Braviax.exe and possibly Mondo virus - Kaspersky Killed

[8Networks_Tom]

Hi All,

I am an IT Support Technician who is working remotely. The remote PC has a virus which stays in the system tray (White X, red circle background) which the user double clicked on and installed XP Security Center. The virus has killed Kaspersky for Workstations 6, updated with latest signatures (at the time) and will not allow it to start.

I was able to run the Kaspersky Virus Removal Tool remotely (as system shell) and have the Manual Scan result attached. The automatic scan picked up numerous items which it neutralised, but the virus is still installed - I am running the automatic scan again now as I am sure it only removed 3 out of 21 threats before it decided it had to reboot.

Does anyone have a script to remove this horrible thing?

Its a 300 mile round trip to format the PC so it would be great if we didn't have to.

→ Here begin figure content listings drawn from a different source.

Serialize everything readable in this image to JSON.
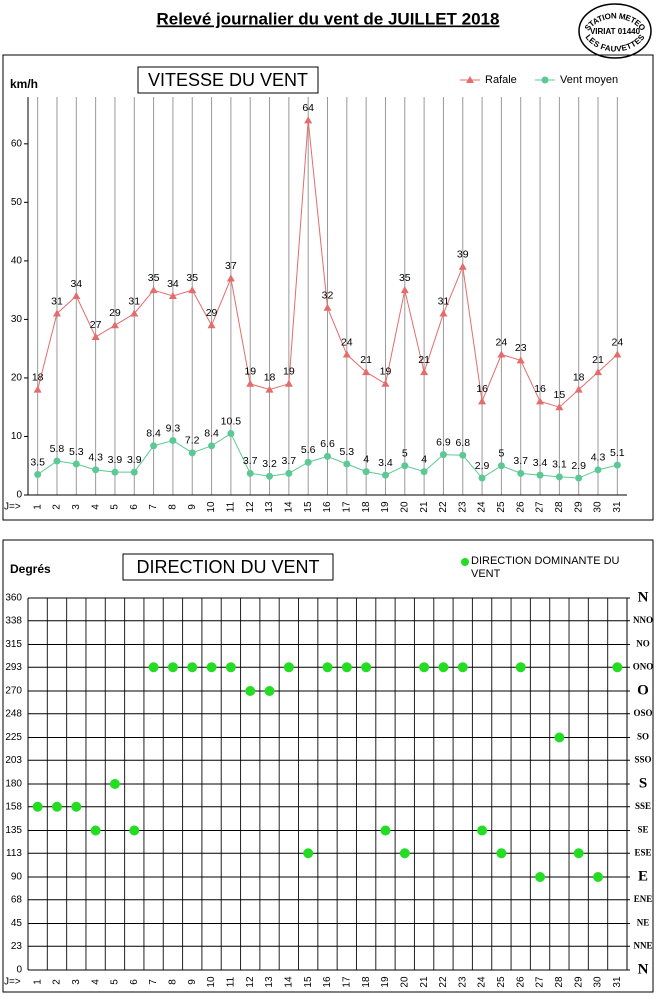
{
  "title": "Relevé journalier du vent de JUILLET 2018",
  "stamp": {
    "top": "STATION METEO",
    "middle": "VIRIAT 01440",
    "bottom": "LES FAUVETTES"
  },
  "chart_data": [
    {
      "type": "line",
      "title": "VITESSE DU VENT",
      "ylabel": "km/h",
      "xlabel": "J=>",
      "categories": [
        1,
        2,
        3,
        4,
        5,
        6,
        7,
        8,
        9,
        10,
        11,
        12,
        13,
        14,
        15,
        16,
        17,
        18,
        19,
        20,
        21,
        22,
        23,
        24,
        25,
        26,
        27,
        28,
        29,
        30,
        31
      ],
      "series": [
        {
          "name": "Rafale",
          "color": "#e46c6c",
          "marker": "triangle",
          "values": [
            18,
            31,
            34,
            27,
            29,
            31,
            35,
            34,
            35,
            29,
            37,
            19,
            18,
            19,
            64,
            32,
            24,
            21,
            19,
            35,
            21,
            31,
            39,
            16,
            24,
            23,
            16,
            15,
            18,
            21,
            24
          ]
        },
        {
          "name": "Vent moyen",
          "color": "#5cc994",
          "marker": "circle",
          "values": [
            3.5,
            5.8,
            5.3,
            4.3,
            3.9,
            3.9,
            8.4,
            9.3,
            7.2,
            8.4,
            10.5,
            3.7,
            3.2,
            3.7,
            5.6,
            6.6,
            5.3,
            4,
            3.4,
            5,
            4,
            6.9,
            6.8,
            2.9,
            5,
            3.7,
            3.4,
            3.1,
            2.9,
            4.3,
            5.1
          ]
        }
      ],
      "ylim": [
        0,
        68
      ],
      "yticks": [
        0,
        10,
        20,
        30,
        40,
        50,
        60
      ],
      "legend": "top-right",
      "data_labels": true
    },
    {
      "type": "scatter",
      "title": "DIRECTION DU VENT",
      "ylabel": "Degrés",
      "xlabel": "J=>",
      "categories": [
        1,
        2,
        3,
        4,
        5,
        6,
        7,
        8,
        9,
        10,
        11,
        12,
        13,
        14,
        15,
        16,
        17,
        18,
        19,
        20,
        21,
        22,
        23,
        24,
        25,
        26,
        27,
        28,
        29,
        30,
        31
      ],
      "series": [
        {
          "name": "DIRECTION DOMINANTE DU VENT",
          "color": "#22dd22",
          "values": [
            158,
            158,
            158,
            135,
            180,
            135,
            293,
            293,
            293,
            293,
            293,
            270,
            270,
            293,
            113,
            293,
            293,
            293,
            135,
            113,
            293,
            293,
            293,
            135,
            113,
            293,
            90,
            225,
            113,
            90,
            293
          ]
        }
      ],
      "ylim": [
        0,
        360
      ],
      "yticks": [
        0,
        23,
        45,
        68,
        90,
        113,
        135,
        158,
        180,
        203,
        225,
        248,
        270,
        293,
        315,
        338,
        360
      ],
      "y2lim": [
        0,
        360
      ],
      "y2ticks": [
        {
          "value": 0,
          "label": "N"
        },
        {
          "value": 23,
          "label": "NNE"
        },
        {
          "value": 45,
          "label": "NE"
        },
        {
          "value": 68,
          "label": "ENE"
        },
        {
          "value": 90,
          "label": "E"
        },
        {
          "value": 113,
          "label": "ESE"
        },
        {
          "value": 135,
          "label": "SE"
        },
        {
          "value": 158,
          "label": "SSE"
        },
        {
          "value": 180,
          "label": "S"
        },
        {
          "value": 203,
          "label": "SSO"
        },
        {
          "value": 225,
          "label": "SO"
        },
        {
          "value": 248,
          "label": "OSO"
        },
        {
          "value": 270,
          "label": "O"
        },
        {
          "value": 293,
          "label": "ONO"
        },
        {
          "value": 315,
          "label": "NO"
        },
        {
          "value": 338,
          "label": "NNO"
        },
        {
          "value": 360,
          "label": "N"
        }
      ],
      "grid": true,
      "legend": "top-right"
    }
  ]
}
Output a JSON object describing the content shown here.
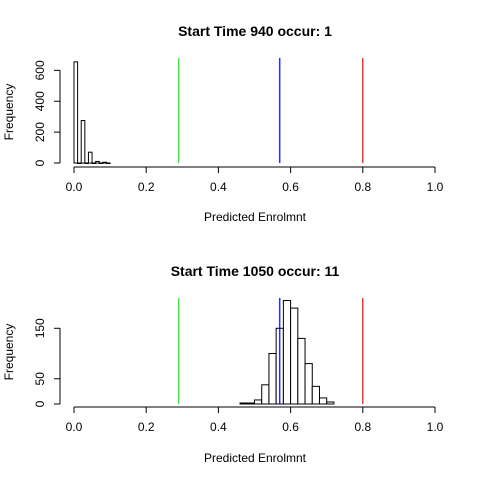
{
  "chart_data": [
    {
      "type": "bar",
      "title": "Start Time 940 occur: 1",
      "xlabel": "Predicted Enrolmnt",
      "ylabel": "Frequency",
      "xlim": [
        0,
        1
      ],
      "ylim": [
        0,
        680
      ],
      "xticks": [
        "0.0",
        "0.2",
        "0.4",
        "0.6",
        "0.8",
        "1.0"
      ],
      "yticks": [
        "0",
        "200",
        "400",
        "600"
      ],
      "grid": false,
      "bin_width": 0.01,
      "bins": [
        {
          "x0": 0.0,
          "count": 655
        },
        {
          "x0": 0.01,
          "count": 0
        },
        {
          "x0": 0.02,
          "count": 275
        },
        {
          "x0": 0.03,
          "count": 0
        },
        {
          "x0": 0.04,
          "count": 70
        },
        {
          "x0": 0.05,
          "count": 0
        },
        {
          "x0": 0.06,
          "count": 10
        },
        {
          "x0": 0.07,
          "count": 0
        },
        {
          "x0": 0.08,
          "count": 5
        },
        {
          "x0": 0.09,
          "count": 0
        }
      ],
      "vlines": [
        {
          "x": 0.29,
          "color": "#00ff00"
        },
        {
          "x": 0.57,
          "color": "#0000ff"
        },
        {
          "x": 0.8,
          "color": "#ff0000"
        }
      ]
    },
    {
      "type": "bar",
      "title": "Start Time 1050 occur: 11",
      "xlabel": "Predicted Enrolmnt",
      "ylabel": "Frequency",
      "xlim": [
        0,
        1
      ],
      "ylim": [
        0,
        210
      ],
      "xticks": [
        "0.0",
        "0.2",
        "0.4",
        "0.6",
        "0.8",
        "1.0"
      ],
      "yticks": [
        "0",
        "50",
        "150"
      ],
      "ytick_values": [
        0,
        50,
        150
      ],
      "grid": false,
      "bin_width": 0.02,
      "bins": [
        {
          "x0": 0.46,
          "count": 2
        },
        {
          "x0": 0.48,
          "count": 2
        },
        {
          "x0": 0.5,
          "count": 8
        },
        {
          "x0": 0.52,
          "count": 38
        },
        {
          "x0": 0.54,
          "count": 100
        },
        {
          "x0": 0.56,
          "count": 150
        },
        {
          "x0": 0.58,
          "count": 205
        },
        {
          "x0": 0.6,
          "count": 190
        },
        {
          "x0": 0.62,
          "count": 130
        },
        {
          "x0": 0.64,
          "count": 80
        },
        {
          "x0": 0.66,
          "count": 35
        },
        {
          "x0": 0.68,
          "count": 12
        },
        {
          "x0": 0.7,
          "count": 4
        }
      ],
      "vlines": [
        {
          "x": 0.29,
          "color": "#00ff00"
        },
        {
          "x": 0.57,
          "color": "#0000ff"
        },
        {
          "x": 0.8,
          "color": "#ff0000"
        }
      ]
    }
  ]
}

Please see post below for report.

Kind Regards,

Thomas Greenwood
8Networks, Manchester

Report Attached

Sorry

[drongo]

I am afraid, under terminal session it will not work well.
Is that a chance that someone will execute our scripts under local admin and logs of the Kaspersky Virus Removal Tool?

Can you run there hijackthis?

You can try this one:
Disable antivirus if it's running.
Please execute the following script in avptool:

Код:

begin
SearchRootkit(true, true);
SetAVZGuardStatus(True);
 QuarantineFile('C:\WINDOWS\system32\karina.dat','');
 QuarantineFile('C:\WINDOWS\system32\_scui.cpl','');
 QuarantineFile('C:\WINDOWS\System32\drivers\tcpsr.sys','');
 QuarantineFile('C:\WINDOWS\System32\Drivers\Arx24.sys','');
 QuarantineFile('C:\WINDOWS\System32\Drivers\Beep.SYS','');
 TerminateProcessByName('c:\windows\system32\buritos.exe');
 QuarantineFile('c:\windows\system32\buritos.exe','');
 DeleteFile('c:\windows\system32\buritos.exe');
 DeleteFile('C:\WINDOWS\System32\drivers\tcpsr.sys');
 DeleteFile('C:\WINDOWS\System32\Drivers\Arx24.sys');
 DeleteFile('C:\WINDOWS\system32\karina.dat');
 DeleteFile('C:\WINDOWS\system32\_scui.cpl');
BC_ImportAll;
ExecuteSysClean;
BC_DeleteSvc('Arx24');
BC_DeleteSvc('tcpsr');
BC_Activate;
executerepair(6);
executerepair(8);
RebootWindows(true);
end.

Pack ( zip) (with pass virus)-> Qurantine_AVZ ( it is subfolder where your Kaspersky Virus Removal Tool exist)
Please upload it by link http://virusinfo.info/upload_virus_eng.php?tid=29653

Then make a new log in Kaspersky Virus Removal Tool and attach it to your next post.
Remember to lunch Internet Explorer before making a new log.